Yes, the anti bloom thinners are slower drying than conventional thinners. The 'blooming' is usually due to solvent not evaporating quickly enough from the paint surface, normally in a cold or humid environment. This is why most paint shops are heated to 20 degrees C, but spraying at home it's not always practical to be able to do this. Spraying on a warm, dry day will help, as will placing the parts in a dry booth or dehydrator after spraying. Blooming can also be a real problem on colder days. Again keeping the spray area warm and, in the case of spray cans, warming them up before use will help. As will the use of the dry booth or dehydrator again.

360spider
07-11-2009, 05:05 PM
Too much/wrong thinner. 300% is crazy.

stevenoble
07-11-2009, 05:16 PM
Just noticed about the 300% thinner ratio. Depending on the paint you shouldn't need to thin it that much. I use mostly Zero base coats now and they are supplied pre-thinned for airbrush use. However I do thin them some more for best results. If you thin to the consistency of milk then this is usually about spot on for spraying and you get good coverage as well. You can maybe thin the final finish coats a touch more once you've got a good base of the colour down, but still only a touch.

Lownslow
07-11-2009, 09:31 PM
i live in illinois i used to have the problem i just put a dehumidifier in the room

MPWR
07-11-2009, 10:12 PM
3/1 thinner ratio for decanted Tamiya? Actually, that seems perfectly sensible to me. After decanting it, TS loses a great deal of its solvents- especially if you're leaving it uncovered to let the propellant outgas. The amount of solvent that outgasses in the process depends on time, ambient temp, and ambient pressure so your milage is likely to vary. But by the time I'm airbrushing decanted TS, I'd say I've added back at least 2/1 thinner. If it takes more, I give it more.

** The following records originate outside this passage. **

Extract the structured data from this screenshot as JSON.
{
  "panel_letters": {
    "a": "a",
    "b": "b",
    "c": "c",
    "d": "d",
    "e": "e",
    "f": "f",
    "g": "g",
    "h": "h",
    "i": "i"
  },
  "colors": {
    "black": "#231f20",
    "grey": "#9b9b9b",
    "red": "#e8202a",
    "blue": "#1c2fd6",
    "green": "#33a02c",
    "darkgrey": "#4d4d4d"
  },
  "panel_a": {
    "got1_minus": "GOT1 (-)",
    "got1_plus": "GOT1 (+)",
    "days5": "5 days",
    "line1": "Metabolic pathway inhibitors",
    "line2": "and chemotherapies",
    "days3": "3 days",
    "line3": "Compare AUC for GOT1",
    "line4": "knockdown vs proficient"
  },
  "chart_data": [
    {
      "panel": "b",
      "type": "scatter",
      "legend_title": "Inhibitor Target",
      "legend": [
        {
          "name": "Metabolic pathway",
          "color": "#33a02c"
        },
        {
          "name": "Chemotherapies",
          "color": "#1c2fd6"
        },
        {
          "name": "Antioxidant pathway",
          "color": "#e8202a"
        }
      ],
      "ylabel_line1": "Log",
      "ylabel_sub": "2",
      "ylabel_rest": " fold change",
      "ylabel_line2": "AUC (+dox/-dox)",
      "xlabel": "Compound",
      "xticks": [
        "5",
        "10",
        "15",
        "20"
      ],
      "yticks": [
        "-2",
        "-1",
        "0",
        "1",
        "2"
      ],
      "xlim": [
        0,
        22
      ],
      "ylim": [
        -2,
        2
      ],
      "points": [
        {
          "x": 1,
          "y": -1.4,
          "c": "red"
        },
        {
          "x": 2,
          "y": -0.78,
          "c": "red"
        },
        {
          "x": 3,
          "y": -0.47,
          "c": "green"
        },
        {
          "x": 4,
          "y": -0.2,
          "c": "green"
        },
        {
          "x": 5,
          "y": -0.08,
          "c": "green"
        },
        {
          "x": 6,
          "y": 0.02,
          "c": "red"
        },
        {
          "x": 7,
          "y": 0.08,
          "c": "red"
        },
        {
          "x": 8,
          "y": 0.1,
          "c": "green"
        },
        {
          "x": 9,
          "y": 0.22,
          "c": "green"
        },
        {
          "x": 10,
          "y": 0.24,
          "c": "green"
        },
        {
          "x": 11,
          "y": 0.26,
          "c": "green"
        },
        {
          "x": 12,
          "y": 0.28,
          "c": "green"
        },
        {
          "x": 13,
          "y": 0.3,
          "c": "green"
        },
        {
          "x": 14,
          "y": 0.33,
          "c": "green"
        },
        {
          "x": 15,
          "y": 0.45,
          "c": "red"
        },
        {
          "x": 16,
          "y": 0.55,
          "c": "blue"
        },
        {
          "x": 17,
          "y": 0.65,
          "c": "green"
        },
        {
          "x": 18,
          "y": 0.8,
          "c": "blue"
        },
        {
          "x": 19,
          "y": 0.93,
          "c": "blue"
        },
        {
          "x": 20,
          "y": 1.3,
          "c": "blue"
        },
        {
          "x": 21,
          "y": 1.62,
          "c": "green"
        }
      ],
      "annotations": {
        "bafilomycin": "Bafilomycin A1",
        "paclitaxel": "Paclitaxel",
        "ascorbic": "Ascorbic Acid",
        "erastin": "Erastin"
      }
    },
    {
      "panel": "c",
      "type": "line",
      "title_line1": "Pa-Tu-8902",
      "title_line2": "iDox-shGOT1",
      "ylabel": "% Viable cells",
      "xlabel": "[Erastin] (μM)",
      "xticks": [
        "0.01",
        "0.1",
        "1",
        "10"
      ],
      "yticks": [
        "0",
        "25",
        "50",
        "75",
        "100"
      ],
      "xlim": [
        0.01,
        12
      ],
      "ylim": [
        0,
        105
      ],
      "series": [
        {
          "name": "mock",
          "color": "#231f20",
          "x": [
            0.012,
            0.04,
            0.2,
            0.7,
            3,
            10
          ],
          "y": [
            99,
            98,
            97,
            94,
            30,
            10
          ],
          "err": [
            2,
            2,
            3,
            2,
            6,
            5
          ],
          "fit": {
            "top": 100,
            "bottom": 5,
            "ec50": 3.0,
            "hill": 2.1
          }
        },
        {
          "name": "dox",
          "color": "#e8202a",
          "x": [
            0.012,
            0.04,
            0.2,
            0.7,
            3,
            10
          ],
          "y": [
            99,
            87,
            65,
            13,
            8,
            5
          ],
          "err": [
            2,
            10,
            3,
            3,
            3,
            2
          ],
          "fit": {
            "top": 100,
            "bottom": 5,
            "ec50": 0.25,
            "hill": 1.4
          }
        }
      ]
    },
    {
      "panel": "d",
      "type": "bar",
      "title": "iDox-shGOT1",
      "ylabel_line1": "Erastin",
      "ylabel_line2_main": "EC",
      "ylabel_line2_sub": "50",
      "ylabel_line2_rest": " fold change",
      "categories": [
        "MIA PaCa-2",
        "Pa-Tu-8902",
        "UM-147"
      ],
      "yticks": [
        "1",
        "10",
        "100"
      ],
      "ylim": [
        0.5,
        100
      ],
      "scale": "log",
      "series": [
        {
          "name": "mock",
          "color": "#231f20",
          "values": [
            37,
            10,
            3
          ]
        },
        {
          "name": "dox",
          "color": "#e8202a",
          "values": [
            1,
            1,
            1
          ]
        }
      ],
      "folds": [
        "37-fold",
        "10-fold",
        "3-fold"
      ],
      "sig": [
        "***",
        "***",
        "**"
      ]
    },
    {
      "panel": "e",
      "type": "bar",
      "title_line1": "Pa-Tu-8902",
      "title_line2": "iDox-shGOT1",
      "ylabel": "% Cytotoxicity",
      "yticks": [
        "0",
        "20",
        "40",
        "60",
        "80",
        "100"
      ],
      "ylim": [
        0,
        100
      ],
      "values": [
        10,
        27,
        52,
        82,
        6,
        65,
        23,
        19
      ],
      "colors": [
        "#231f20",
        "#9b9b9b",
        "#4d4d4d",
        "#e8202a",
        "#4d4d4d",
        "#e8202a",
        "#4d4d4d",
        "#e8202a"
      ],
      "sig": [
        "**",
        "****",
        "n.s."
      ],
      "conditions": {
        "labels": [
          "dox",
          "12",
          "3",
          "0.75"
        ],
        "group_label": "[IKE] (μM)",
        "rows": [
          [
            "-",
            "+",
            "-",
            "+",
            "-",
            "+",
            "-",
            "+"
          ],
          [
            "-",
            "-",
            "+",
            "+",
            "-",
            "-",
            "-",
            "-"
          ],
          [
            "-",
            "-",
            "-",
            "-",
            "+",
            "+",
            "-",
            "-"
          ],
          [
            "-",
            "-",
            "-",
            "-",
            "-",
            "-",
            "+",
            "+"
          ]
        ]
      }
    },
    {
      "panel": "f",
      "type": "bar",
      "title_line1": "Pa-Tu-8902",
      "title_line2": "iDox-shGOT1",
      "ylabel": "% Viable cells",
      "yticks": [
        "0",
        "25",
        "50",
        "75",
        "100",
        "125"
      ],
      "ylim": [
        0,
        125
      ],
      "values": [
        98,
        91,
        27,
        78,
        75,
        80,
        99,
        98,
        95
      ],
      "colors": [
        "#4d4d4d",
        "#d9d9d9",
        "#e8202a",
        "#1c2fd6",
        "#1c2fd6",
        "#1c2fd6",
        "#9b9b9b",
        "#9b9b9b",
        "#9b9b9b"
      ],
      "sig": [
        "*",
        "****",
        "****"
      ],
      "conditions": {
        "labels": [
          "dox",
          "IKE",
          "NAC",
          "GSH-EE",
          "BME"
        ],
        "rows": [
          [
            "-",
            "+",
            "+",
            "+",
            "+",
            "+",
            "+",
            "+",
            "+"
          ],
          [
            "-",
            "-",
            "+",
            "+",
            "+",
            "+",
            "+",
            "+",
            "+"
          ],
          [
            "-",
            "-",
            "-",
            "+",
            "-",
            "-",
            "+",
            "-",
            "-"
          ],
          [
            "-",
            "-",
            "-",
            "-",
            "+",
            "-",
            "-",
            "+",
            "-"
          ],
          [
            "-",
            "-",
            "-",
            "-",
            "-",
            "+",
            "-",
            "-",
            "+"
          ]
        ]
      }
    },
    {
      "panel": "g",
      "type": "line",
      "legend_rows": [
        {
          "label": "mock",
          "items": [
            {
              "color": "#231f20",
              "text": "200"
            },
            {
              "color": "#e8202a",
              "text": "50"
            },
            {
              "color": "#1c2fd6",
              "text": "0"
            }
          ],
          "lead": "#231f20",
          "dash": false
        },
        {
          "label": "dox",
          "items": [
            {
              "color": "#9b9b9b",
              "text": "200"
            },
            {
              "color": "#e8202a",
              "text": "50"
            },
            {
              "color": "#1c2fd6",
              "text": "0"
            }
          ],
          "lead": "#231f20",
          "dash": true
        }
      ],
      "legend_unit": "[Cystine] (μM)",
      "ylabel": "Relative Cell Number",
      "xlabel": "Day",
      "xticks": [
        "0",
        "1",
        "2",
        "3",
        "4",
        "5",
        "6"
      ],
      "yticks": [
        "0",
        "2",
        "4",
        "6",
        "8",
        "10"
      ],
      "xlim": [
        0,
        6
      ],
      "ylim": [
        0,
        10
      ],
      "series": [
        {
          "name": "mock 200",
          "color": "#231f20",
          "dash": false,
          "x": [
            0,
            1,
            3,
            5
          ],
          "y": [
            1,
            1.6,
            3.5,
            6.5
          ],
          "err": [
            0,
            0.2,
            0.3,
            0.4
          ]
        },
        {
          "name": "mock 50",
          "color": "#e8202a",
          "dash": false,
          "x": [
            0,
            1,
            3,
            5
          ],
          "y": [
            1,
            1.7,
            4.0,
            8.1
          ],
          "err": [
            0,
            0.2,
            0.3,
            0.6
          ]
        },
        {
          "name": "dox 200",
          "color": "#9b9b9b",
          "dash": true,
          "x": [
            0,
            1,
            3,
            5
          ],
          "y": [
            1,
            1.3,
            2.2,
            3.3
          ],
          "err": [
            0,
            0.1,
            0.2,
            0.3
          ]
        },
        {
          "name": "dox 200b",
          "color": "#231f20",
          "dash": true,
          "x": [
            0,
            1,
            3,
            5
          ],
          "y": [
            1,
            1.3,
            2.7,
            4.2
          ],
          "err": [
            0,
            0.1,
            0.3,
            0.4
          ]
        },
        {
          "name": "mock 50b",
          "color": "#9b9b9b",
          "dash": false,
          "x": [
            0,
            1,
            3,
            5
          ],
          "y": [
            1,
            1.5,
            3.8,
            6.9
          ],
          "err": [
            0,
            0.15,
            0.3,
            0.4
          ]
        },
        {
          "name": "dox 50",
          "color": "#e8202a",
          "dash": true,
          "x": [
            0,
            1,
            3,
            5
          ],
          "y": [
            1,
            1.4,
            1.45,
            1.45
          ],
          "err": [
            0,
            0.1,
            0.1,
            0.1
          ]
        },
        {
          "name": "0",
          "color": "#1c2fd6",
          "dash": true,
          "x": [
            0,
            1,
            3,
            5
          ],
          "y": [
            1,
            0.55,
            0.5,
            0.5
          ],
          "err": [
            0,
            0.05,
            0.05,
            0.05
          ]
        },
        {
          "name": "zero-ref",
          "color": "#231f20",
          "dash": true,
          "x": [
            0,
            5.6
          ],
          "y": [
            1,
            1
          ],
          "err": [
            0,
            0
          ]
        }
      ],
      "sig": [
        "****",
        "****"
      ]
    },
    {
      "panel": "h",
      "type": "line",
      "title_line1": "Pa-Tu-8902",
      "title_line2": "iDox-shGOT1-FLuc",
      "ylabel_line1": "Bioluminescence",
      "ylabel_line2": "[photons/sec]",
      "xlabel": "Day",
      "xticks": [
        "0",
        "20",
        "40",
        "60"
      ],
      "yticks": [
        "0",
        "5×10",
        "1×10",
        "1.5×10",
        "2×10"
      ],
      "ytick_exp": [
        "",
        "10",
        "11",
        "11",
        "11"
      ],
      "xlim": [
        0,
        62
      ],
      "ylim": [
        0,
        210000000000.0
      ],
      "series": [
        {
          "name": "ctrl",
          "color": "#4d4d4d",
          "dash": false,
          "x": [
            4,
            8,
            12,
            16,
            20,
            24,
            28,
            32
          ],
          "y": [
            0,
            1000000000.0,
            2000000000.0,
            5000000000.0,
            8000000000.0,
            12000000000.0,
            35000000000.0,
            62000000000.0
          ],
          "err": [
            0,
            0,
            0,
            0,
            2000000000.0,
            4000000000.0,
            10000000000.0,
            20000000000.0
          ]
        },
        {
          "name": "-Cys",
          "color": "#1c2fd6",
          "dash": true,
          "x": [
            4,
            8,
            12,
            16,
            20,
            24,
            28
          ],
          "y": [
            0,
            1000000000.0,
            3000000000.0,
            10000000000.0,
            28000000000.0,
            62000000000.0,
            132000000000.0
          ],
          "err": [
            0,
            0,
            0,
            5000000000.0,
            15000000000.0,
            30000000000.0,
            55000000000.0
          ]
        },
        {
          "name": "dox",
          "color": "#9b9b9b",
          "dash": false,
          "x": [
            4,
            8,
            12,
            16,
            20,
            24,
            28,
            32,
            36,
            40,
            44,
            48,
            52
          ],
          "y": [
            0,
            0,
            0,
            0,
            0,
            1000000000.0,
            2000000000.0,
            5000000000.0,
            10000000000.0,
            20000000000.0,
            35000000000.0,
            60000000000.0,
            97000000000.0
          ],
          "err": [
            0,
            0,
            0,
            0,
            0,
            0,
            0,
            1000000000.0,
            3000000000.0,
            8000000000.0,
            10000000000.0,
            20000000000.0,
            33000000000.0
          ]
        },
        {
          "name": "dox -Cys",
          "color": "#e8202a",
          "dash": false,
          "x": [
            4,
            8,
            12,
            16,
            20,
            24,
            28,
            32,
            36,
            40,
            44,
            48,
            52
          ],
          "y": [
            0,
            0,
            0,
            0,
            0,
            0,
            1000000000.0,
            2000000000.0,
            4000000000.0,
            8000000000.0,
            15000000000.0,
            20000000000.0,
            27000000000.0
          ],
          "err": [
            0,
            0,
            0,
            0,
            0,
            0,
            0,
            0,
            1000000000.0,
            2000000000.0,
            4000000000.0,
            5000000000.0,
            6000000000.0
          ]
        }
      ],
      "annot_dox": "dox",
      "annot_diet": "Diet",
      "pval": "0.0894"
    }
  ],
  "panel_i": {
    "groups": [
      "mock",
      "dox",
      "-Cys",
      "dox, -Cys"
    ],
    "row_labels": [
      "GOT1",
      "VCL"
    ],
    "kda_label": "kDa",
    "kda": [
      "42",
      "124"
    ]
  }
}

What color is this happening with?

My guess is also that it's humidity. I would try spraying lighter coats, and/or leaving more time in between. This may 'trap' less humidity as you're spraying.

Sixx
07-19-2009, 02:33 PM
I apologize for the long delay in response, as I had a family emergency and I've been out of town.

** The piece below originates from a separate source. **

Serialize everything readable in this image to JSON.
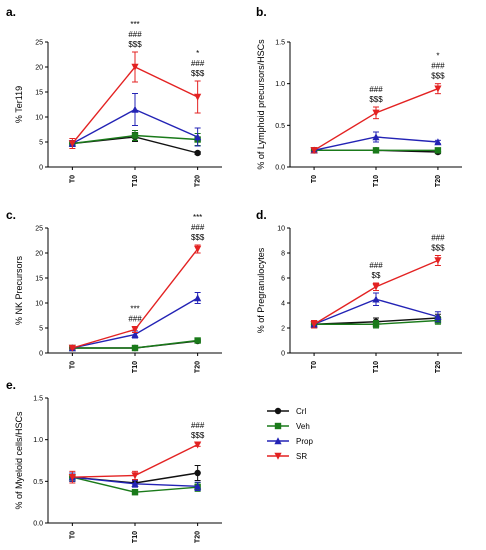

This is happening on mostly darker colored cars, I have reviewed all of the responses and I appreciate them VERY much. I did recently install a window air conditioning unit in my garage to alleviate the humidity problem and I have also, not thinned my paint as much. I'm working on shooting thinner coats of paint. I do have a dehydrator and I'm wondering if I should dry each coat in the dehydrator prior to shooting the next coat or would it suffice to just shoot each coat waiting ??? minutes between them and then dehydrate the car.

Thanks for the great help and many very logical responses they have helped me considerably.